We need fresh thinking about the concept of sovereignty: what is good and valuable about it, and what is negative and backward-looking. The recovery of freedom in different areas has brought an outbreak of dangerous ethnic tensions, concealed but not cured by the imposition of centralist rule. Unless we sanitize sovereignty we may atomize society.

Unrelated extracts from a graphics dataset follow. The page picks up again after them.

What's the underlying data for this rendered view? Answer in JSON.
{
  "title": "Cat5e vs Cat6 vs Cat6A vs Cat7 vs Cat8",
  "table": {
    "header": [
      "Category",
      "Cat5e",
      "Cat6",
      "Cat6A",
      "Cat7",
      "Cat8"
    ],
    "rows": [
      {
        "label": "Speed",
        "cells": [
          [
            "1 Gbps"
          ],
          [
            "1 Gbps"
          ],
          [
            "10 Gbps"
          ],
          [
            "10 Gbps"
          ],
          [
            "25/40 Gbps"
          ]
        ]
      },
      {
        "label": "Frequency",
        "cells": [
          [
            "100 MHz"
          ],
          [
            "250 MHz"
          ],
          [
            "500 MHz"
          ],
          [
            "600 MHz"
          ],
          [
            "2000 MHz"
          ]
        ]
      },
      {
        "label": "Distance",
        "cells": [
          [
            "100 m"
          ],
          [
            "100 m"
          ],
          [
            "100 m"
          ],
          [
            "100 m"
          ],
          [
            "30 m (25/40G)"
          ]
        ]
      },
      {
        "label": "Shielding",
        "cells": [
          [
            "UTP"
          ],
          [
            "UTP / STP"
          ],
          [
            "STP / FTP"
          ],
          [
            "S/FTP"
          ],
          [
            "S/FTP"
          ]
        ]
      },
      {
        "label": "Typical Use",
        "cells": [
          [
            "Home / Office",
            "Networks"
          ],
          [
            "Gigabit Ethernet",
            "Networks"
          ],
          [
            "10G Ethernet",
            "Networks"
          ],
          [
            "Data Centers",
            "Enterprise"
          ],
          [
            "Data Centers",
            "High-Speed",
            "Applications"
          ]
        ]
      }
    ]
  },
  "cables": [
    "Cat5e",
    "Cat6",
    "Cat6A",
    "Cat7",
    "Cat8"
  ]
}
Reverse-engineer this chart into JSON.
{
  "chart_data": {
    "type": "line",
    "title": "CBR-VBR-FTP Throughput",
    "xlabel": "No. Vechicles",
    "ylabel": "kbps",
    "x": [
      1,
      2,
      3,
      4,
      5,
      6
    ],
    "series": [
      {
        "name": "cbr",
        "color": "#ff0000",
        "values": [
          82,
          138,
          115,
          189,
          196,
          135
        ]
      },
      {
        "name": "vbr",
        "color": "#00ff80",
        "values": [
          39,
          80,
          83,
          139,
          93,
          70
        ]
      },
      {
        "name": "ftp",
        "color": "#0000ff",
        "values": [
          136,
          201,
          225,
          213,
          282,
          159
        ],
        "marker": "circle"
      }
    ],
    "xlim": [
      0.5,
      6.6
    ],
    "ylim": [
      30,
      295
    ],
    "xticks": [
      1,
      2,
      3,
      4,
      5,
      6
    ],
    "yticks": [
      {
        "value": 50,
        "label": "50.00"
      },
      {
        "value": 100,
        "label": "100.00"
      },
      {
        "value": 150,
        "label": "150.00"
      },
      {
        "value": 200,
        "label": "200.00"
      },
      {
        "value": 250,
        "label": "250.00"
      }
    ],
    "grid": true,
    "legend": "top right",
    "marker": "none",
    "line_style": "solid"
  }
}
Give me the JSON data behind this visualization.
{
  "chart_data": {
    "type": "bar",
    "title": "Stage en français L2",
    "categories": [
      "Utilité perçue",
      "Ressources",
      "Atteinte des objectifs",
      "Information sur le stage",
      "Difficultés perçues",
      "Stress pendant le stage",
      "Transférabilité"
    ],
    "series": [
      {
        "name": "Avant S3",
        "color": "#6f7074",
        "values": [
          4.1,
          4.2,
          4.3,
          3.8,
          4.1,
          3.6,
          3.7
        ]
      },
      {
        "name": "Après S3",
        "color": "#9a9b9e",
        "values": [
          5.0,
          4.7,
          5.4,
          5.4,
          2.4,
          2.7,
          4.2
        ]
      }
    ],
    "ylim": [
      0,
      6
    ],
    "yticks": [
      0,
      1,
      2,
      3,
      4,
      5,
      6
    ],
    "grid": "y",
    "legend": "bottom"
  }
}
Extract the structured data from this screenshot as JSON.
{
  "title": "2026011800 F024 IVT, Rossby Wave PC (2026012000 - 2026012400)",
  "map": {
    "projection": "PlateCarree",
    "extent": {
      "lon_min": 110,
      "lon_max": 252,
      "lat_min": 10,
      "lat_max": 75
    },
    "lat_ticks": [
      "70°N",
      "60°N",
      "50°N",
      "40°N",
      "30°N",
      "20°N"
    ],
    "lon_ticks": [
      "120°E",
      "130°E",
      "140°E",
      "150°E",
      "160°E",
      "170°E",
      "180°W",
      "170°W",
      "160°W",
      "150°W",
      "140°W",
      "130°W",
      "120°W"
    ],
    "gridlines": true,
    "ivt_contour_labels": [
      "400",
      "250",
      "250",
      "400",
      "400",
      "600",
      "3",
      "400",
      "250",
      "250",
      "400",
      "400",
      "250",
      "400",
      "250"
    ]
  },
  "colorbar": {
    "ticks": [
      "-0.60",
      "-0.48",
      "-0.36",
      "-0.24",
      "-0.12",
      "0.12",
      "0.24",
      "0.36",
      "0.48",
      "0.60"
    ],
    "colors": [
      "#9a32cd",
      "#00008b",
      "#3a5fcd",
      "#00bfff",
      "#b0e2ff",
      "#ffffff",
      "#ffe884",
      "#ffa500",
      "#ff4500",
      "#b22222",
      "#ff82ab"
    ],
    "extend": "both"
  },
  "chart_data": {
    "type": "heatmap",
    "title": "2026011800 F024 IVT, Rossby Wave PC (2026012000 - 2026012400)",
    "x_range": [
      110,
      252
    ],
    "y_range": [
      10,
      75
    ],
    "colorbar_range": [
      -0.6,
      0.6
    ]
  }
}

A Hungarian Foreign Ministry official said to me recently, `We have a vacuum of values. The old order has gone, but we don't quite know what will take its place. It would be tragic if we went back to the concepts of the 19th Century. We need new values for all of Europe.'

But where to find them?

Adam Smith, who became the unexpected guru of the 1980s, was a moral philosopher before he became an economist. The yuppies have picked out those parts of his thinking that suited their purposes. But to make the free market fair, he said in his Theory of Moral Sentiments, all of us need to accept the judgments of an `impartial spectator' as a guide to our conduct, personally and nationally.

This impartial spectator could take the form of an external judge such as UN enquiry or peacekeeping force. But in Adam Smith's thinking the spectator is ultimately a phenomenon inside each one of us - the inner voice of conscience or, in his 18th-century language, `the viceregent of the Deity'.

President Havel would not agree with Adam Smith on all points, but he does on this. In his historic address to the US Congress last year he said, 'If I subordinate my political behaviour to the imperative mediated to me by my conscience, I can't go far wrong. If I were not guided by this voice, not even ten presidential schools with two thousand of the best political scientists in the world could help me.'

We need to drink deep at such wells of wisdom if we are now to find humanity's way forward.

Archie Mackenzie is a retired British Ambassador who has known the UN at first hand since its inception.